Airline passengers would pay $5 billion more over the next decade for travel security under Obama's budget.
The administration and Congress agreed in January to raise the Transportation Security Administration fee on each ticket from $2.50 per leg of a trip, capped at $5, to $5.60 each way. Portions of the travel industry criticized the increase because it was used to reduce the deficit rather than being spent directly on security, reports USA Today.
Obama's spending blueprint also says TSA will reduce staffing costs $100 million over the next year by focusing on high-risk passengers through programs such as Pre-check, which allows some travelers to use speedier checkpoint lines at the airport, reports USA Today. The administration plans to reinvest part of that savings in technology, according to the budget.

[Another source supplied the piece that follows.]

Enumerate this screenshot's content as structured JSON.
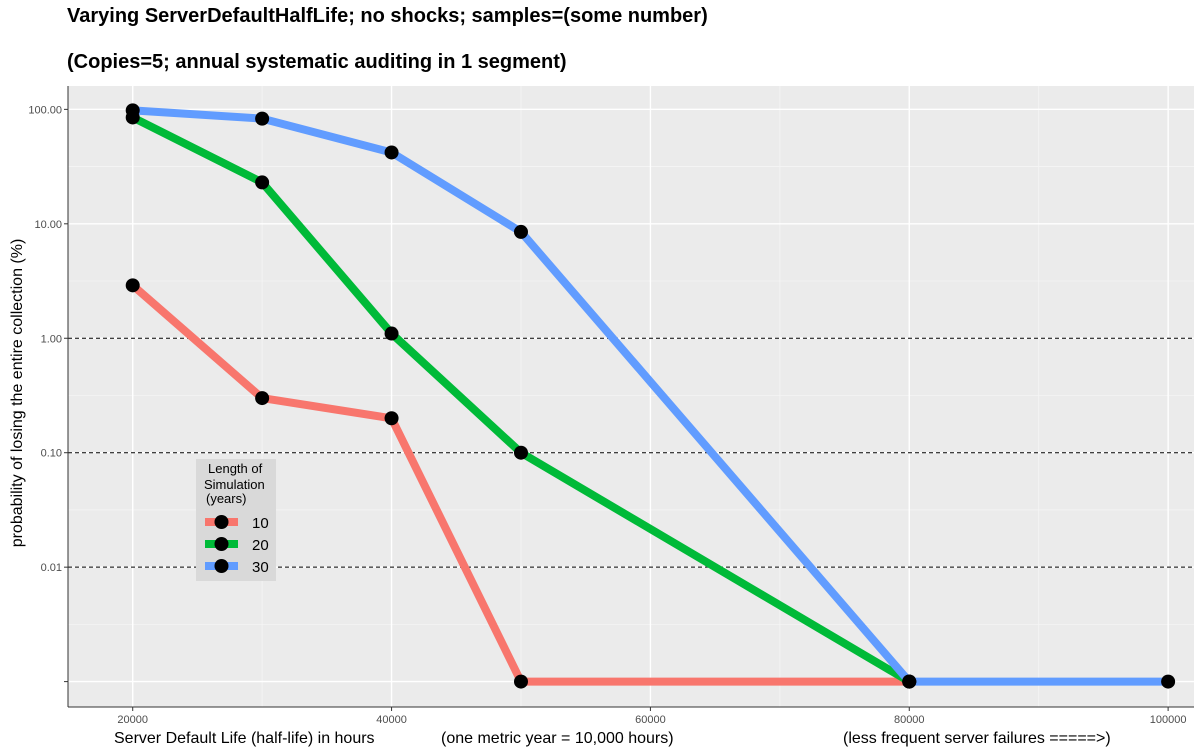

The TSA fee is part of $56 billion in new revenue or spending cuts that Obama proposed, in exchange for new proposals in his budget, reports USA Today. The two-year budget deal that Obama struck with Congress in January set overall spending limits, but left details of this year's $3.9 trillion blueprint to be negotiated through legislation during the rest of the year.
Other provisions in Obama's proposal tinker with airport-construction grants and the shift from ground-based radar to satellite-based navigation for air-traffic control. The air traffic control project called NextGen aims to make air travel safer and more efficient by making flight paths more precise, which would burn less fuel and save time.